Herein, we hypothesize that the unique immune profiles observed during persistent Giardia infection reflect Giardia-mediated alterations in innate, antigen presenting cell responses [23,24], and that host nutritional status influences these responses. Ex vivo, GM-CSF expanded bone marrow derived dendritic cells (BMDCs) represent a heterogeneous mix of terminally differentiated cells that can provide an in vitro model of characteristics of the innate antigen presenting cell population in an animal [25–27]. Therefore, we profiled the cytokine response of BMDCs from Giardia challenged mice on either a protein deficient or a protein sufficient control diet to explore how diet and Giardia infection might influence cytokine production following exposure to endotoxin. We also explored the relationship between Giardia colonization followed by co-infection with EAEC during malnutrition, as these co-infections are common in malnourished children in endemic settings.
Results
In order to test how Giardia infection during protein deficiency and sufficiency influences cytokine production from ex vivo marrow cells we isolated bone marrow from infected and uninfected mice, expanded BMDCs, challenged with LPS, and measured cytokine production via ELISA and a multiplex Luminex assay. We show that BMDCs from Giardia-challenged mice produce more IL-23 in response to endotoxin than uninfected controls (Fig 1A, 1C and 1D) as measured via ELISA and Luminex. In contrast, BMDCs from Giardia-challenged mice fed a protein deficient (PD) diet do not exhibit this increase and produce more IL-10 as measured via ELISA (Fig 1B). Giardia-challenged mice on a protein deficient diet (PD) also produce more G-CSF, TNF-a, IL-1a and IL-2 than uninfected mice as measured by Luminex (Fig 1C and 1D). BMDCs from Giardia challenged mice on the protein sufficient control diet (CD) produce higher levels of IL-23, as mentioned above, as well as IL-12p40 (but decreased IL-4) as measured via Luminex (Fig 1C and 1D).
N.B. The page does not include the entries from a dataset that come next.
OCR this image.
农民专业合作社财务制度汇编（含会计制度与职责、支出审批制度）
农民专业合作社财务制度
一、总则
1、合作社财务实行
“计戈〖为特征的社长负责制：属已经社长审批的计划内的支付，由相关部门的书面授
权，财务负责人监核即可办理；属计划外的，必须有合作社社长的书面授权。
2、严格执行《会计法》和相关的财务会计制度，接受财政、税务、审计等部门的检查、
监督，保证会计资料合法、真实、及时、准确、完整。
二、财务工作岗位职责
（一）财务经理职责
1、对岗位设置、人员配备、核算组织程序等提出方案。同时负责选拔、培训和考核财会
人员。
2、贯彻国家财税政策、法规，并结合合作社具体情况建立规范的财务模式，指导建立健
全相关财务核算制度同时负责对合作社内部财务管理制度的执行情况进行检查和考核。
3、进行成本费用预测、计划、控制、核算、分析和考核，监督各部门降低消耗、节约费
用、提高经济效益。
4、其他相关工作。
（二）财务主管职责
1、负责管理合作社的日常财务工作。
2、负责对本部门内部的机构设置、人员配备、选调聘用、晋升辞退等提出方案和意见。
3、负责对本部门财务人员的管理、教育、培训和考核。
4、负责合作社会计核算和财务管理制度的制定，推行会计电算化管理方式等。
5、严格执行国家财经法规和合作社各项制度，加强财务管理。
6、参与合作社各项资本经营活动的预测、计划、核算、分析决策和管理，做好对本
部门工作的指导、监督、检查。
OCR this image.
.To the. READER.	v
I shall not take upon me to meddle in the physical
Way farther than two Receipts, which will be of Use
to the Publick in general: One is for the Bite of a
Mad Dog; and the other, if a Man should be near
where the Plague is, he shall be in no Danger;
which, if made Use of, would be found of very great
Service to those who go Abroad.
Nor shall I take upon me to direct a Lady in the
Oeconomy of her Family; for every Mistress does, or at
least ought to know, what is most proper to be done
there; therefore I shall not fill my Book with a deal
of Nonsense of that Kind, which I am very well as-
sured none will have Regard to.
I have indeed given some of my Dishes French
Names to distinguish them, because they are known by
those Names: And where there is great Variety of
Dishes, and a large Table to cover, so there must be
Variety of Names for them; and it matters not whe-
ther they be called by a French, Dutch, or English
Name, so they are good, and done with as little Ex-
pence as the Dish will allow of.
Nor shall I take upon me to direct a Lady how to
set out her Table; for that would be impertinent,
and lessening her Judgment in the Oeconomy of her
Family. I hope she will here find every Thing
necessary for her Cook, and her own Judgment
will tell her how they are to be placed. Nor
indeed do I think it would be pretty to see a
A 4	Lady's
Bone marrow cells were harvested from male C57BL/6 mice on a control (CD) or protein deficient diet (PD) that were challenged (CD/G, PD/G) or free of Giardia lamblia (CD, PD). Cells were cultured in RPMI with 10% FBS, supplemented on days 0 and 3 with GM-CSF (10ng/mL; Peprotech), and harvested on day 6. 2.5x105 cells were plated per well of a round bottom 96-well dish, and treated with cell culture media or LPS for 24h. Cytokine levels in the supernatants were determined by ELISA (A, B) and Luminex (C, D). For ELISA data, values in (A, B) represent fold change of cytokines after LPS treatment (1mcg/mL) compared to unstimulated media control. * = p<0.05 One-Way ANOVA with Tukey post-test. For Luminex data, Cytokine values were normalized using fold-change relative to the mean value of the control group (C, D) for each cytokine and then compared using One-Way ANOVA, Kruskal-Wallis and Tukey or Dunn’s post-test (D), p-value is as reported in D. A,B N = 6–12 mice, C,D n = 3–6 mice.
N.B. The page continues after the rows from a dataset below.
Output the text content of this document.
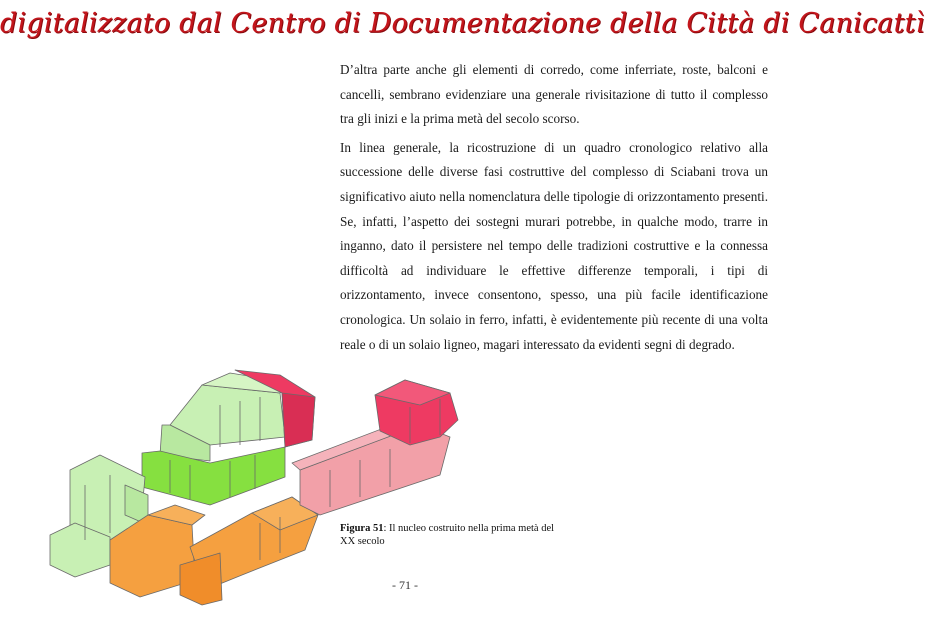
digitalizzato dal Centro di Documentazione della Città di Canicattì

D’altra parte anche gli elementi di corredo, come inferriate, roste, balconi e cancelli, sembrano evidenziare una generale rivisitazione di tutto il complesso tra gli inizi e la prima metà del secolo scorso.

In linea generale, la ricostruzione di un quadro cronologico relativo alla successione delle diverse fasi costruttive del complesso di Sciabani trova un significativo aiuto nella nomenclatura delle tipologie di orizzontamento presenti. Se, infatti, l’aspetto dei sostegni murari potrebbe, in qualche modo, trarre in inganno, dato il persistere nel tempo delle tradizioni costruttive e la connessa difficoltà ad individuare le effettive differenze temporali, i tipi di orizzontamento, invece consentono, spesso, una più facile identificazione cronologica. Un solaio in ferro, infatti, è evidentemente più recente di una volta reale o di un solaio ligneo, magari interessato da evidenti segni di degrado.

Figura 51: Il nucleo costruito nella prima metà del XX secolo
- 71 -
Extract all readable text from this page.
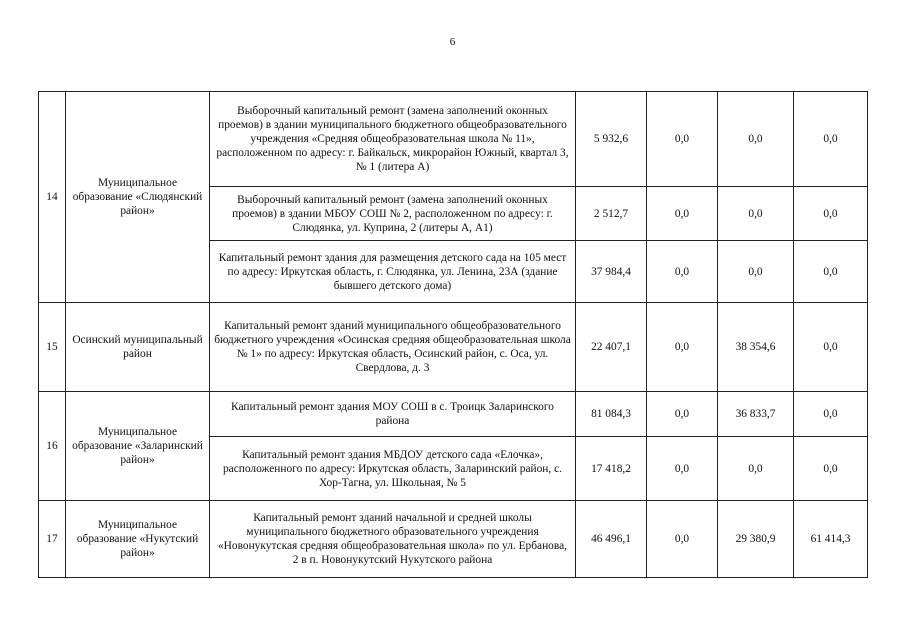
6
14	Муниципальное образование «Слюдянский район»	Выборочный капитальный ремонт (замена заполнений оконных проемов) в здании муниципального бюджетного общеобразовательного учреждения «Средняя общеобразовательная школа № 11», расположенном по адресу: г. Байкальск, микрорайон Южный, квартал 3, № 1 (литера А)	5 932,6	0,0	0,0	0,0
		Выборочный капитальный ремонт (замена заполнений оконных проемов) в здании МБОУ СОШ № 2, расположенном по адресу: г. Слюдянка, ул. Куприна, 2 (литеры А, А1)	2 512,7	0,0	0,0	0,0
		Капитальный ремонт здания для размещения детского сада на 105 мест по адресу: Иркутская область, г. Слюдянка, ул. Ленина, 23А (здание бывшего детского дома)	37 984,4	0,0	0,0	0,0
15	Осинский муниципальный район	Капитальный ремонт зданий муниципального общеобразовательного бюджетного учреждения «Осинская средняя общеобразовательная школа № 1» по адресу: Иркутская область, Осинский район, с. Оса, ул. Свердлова, д. 3	22 407,1	0,0	38 354,6	0,0
16	Муниципальное образование «Заларинский район»	Капитальный ремонт здания МОУ СОШ в с. Троицк Заларинского района	81 084,3	0,0	36 833,7	0,0
		Капитальный ремонт здания МБДОУ детского сада «Елочка», расположенного по адресу: Иркутская область, Заларинский район, с. Хор-Тагна, ул. Школьная, № 5	17 418,2	0,0	0,0	0,0
17	Муниципальное образование «Нукутский район»	Капитальный ремонт зданий начальной и средней школы муниципального бюджетного образовательного учреждения «Новонукутская средняя общеобразовательная школа» по ул. Ербанова, 2 в п. Новонукутский Нукутского района	46 496,1	0,0	29 380,9	61 414,3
Previous studies have suggested that serum mediators, such as the damage associated molecular pattern molecule serum amyloid A (SAA) produced by the host, may increase IL-23 production from ex vivo LPS stimulated BMDCs [28]. In these experiments, uninfected mice fed the control diet (CD) have significantly higher levels of serum SAA than those fed the protein deficient (PD) diet (Fig 2A). Macrophages and myeloid derived antigen presenting cells (APCs), which BMDCs partially model, can be differentially polarized towards a Th1 or Th2 cytokine producing phenotype, with a continuum of phenotypes in between [29]. Therefore, we utilized the IL-12p40:IL-10 ratio as a marker of potential dendritic cell/macrophage polarity [30,31], and found reduced IL-12p40:IL-10 ratios in LPS-stimulated BMDCs from mice fed the PD diet (Fig 2B).
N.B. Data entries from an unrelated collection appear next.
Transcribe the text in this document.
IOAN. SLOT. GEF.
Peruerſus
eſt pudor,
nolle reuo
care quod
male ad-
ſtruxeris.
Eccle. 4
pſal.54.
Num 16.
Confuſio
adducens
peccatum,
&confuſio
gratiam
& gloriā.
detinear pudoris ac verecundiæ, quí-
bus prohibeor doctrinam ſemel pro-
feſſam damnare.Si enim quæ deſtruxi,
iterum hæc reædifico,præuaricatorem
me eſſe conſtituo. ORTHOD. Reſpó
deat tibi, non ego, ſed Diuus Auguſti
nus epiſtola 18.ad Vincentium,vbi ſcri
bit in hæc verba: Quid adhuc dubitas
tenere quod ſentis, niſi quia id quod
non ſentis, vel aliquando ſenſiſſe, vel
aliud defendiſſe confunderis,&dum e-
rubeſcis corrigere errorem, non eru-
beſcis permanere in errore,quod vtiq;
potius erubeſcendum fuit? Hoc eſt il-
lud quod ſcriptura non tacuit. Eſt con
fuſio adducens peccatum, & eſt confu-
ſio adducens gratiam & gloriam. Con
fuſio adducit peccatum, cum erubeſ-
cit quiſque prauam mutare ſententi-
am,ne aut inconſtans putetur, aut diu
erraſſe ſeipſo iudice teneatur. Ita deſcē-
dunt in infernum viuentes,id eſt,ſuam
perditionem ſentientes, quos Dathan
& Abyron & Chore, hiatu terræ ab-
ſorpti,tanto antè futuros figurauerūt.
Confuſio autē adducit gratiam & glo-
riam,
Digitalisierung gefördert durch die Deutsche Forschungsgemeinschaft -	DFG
Male C57BL/6 mice on a control (CD) or protein deficient diet (PD) were challenged (/G) or free of Giardia lamblia and serum level of SAA in each group was determined by ELISA (A). Bone marrow cells were harvested from male C57BL/6 mice on a control (CD) or protein deficient diet (PD) that were challenged (/G) or free of Giardia lamblia. Cells were cultured in RPMI with 10% FBS, supplemented on days 0 and 3 with GM-CSF (10ng/mL; Peprotech), and harvested on day 6. 2.5x105 cells were plated per well of a round bottom 96-well dish, and treated with cell culture media or LPS for 24h. Cytokine levels in the supernatants were determined by ELISA (B) * = p<0.05 One-Way ANOVA, Tukey posttest. n = 5–6 mice.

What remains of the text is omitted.